Page 107 of The Hunting Ground


Font Size:

"He hurt you first." Nathan turned me in his arms, hands gentle on my face. "He hurt you. What you did was justice."

"With his own training." Hysteria edged my voice. "Used what he taught me to—God, the conditioning. It's all twisted up. I can't tell what's real anymore."

"I'm real." Nathan's forehead pressed to mine. "What I feel for you is real. No Institute, no retrieval, no family business. Just me."

"He said—brothers—"

"Never met him before.." Nathan's hands stayed steady on my face. "I don't have a brother. Don't work for any Institute. I'm just a man who breaks into places I shouldn't and steals things that don't belong to me."

"Like me."

"No." Fierce correction. "You don't belong to anyone. Not to him, not to me. That's what I was trying to help you understand."

The shaking got worse. Everything hurt—body, mind, the places where conditioning pulled against choice. I was kneeling in Gabriel's blood, Nathan's blood under my nails, my own blood singing with chemicals that made every sensation too sharp.

"He'll come back."

"Maybe." Nathan's thumb brushed tears I hadn't realized were falling. "But you fought him once. You can do it again."

"I almost killed you." The memory crashed through—attacking Nathan to protect Gabriel, the sound of his nose breaking, the way he'd refused to truly fight back. "I would have killed you for him."

"But you didn't." Simple faith in those green eyes. "When it mattered, you saw through it. Saw him for what he was."

"A monster who made me monstrous."

Nathan's hands tightened slightly on my face. "You're not monstrous. You're surviving something monstrous. There's a difference."
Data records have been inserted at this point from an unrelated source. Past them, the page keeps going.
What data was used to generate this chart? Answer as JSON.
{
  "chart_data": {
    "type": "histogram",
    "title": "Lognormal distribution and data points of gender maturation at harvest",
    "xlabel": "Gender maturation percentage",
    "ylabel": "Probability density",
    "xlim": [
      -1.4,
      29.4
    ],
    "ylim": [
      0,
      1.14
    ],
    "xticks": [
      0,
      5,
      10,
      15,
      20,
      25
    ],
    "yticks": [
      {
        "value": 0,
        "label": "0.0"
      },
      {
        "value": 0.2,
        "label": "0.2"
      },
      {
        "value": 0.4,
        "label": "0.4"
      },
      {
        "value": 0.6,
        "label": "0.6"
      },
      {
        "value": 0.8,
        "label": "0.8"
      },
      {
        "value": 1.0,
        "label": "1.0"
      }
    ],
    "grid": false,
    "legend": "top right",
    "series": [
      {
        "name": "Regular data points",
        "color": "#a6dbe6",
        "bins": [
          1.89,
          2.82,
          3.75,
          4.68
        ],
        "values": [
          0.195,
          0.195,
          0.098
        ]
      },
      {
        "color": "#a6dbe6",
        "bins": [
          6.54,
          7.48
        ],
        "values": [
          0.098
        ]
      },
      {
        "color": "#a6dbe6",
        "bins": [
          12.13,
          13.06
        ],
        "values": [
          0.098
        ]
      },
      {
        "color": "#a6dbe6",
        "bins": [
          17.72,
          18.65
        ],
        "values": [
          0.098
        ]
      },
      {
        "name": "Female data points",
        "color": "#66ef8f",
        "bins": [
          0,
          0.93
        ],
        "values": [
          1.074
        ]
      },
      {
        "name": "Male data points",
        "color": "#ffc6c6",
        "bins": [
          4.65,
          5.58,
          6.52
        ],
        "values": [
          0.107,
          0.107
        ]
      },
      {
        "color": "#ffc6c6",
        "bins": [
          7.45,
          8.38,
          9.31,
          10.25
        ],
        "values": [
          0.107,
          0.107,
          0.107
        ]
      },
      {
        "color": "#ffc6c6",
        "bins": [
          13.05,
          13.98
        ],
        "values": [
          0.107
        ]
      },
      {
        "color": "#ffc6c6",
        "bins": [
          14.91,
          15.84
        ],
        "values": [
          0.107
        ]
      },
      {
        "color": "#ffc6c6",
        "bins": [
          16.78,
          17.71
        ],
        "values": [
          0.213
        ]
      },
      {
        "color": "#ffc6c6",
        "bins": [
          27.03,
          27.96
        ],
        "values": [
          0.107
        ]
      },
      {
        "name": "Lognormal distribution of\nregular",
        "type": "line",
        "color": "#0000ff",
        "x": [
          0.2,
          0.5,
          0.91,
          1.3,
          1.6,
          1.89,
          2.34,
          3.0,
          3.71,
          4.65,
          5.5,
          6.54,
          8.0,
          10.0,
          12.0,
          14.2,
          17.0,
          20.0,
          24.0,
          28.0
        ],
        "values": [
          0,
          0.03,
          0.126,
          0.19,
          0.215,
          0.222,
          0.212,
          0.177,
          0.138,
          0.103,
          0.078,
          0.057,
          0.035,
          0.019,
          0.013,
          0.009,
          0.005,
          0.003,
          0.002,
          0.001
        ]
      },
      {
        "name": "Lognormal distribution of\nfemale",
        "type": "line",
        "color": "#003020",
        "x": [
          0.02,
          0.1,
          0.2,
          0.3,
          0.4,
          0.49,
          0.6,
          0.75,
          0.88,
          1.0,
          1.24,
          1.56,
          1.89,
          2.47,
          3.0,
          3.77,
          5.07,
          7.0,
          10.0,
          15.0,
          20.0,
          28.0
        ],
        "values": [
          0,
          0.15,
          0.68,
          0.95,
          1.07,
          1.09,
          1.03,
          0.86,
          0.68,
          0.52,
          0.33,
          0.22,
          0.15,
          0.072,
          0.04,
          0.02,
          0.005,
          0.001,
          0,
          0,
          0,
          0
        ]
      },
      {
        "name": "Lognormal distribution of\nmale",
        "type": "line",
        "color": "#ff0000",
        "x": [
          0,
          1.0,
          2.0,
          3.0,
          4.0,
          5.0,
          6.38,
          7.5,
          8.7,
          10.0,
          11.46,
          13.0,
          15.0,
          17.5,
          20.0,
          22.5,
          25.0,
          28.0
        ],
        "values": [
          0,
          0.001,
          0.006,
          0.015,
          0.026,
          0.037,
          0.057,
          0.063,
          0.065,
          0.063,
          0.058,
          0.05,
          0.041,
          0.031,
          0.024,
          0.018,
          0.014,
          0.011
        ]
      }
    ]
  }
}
I laughed, the sound breaking apart. "Look at me. Covered in blood, shaking from withdrawal, programmed to fuck and fight and—"

"Human." He interrupted gently. "Messy and traumatized and achingly human. That's what I see."

Something in me cracked completely. The tears came harder, ugly sobbing that shook my whole frame. Three years of careful control shattering in the circle of Nathan's arms. He held me through it, rocking slightly, making soft sounds that weren't quite words.

"I don't know who I am without the programming." The admission hurt coming out. "Don't know what's me and what's him anymore."

"Then we'll figure it out together." Nathan pulled back enough to meet my eyes. "Day by day. Choice by choice. Until you know which voices are yours."

"What if they're all his?" The fear that lived beneath everything else. "What if he carved out everything real and left only what he built?"

"Then we'll build something new." His forehead touched mine again. "Something yours. Something chosen instead of forced."

The blood was cooling on my hands. Gabriel's, Nathan's, metaphorically my own. All mixed together in ways that felt prophetic. I'd have to carry all of it forward—the violence given and received, the careful cruelties that shaped me, the moment I'd chosen to redirect the knife.

"Prove it." The words came out desperate. "Prove I'm not his."

Nathan went very still. Understanding flickered in his eyes, followed by something that might have been grief.

"Bunny..."

"Please." I pressed closer, needing something I couldn't name. "The chemicals, the conditioning, everything's tangled. Need to know something's mine. That he didn't poison everything he touched."

Nathan's hands shook slightly as they moved to cradle my face. "This won't fix—"

"I know." Because I did. Sex wouldn't erase the programming. Wouldn't clean the blood or quiet the voices or make me someone who hadn't been crafted for ownership. "But I need—I need to choose it. Choose you. Choose something he didn't build into me."

"He built you to use sex as currency." Gentle reminder. "Are you sure this is choosing?"

I thought about it, really thought about it. The difference between the performative desire Gabriel had trained into me and whatever this was—raw and desperate and edged with violence. Not seduction but collision. Not currency but claim.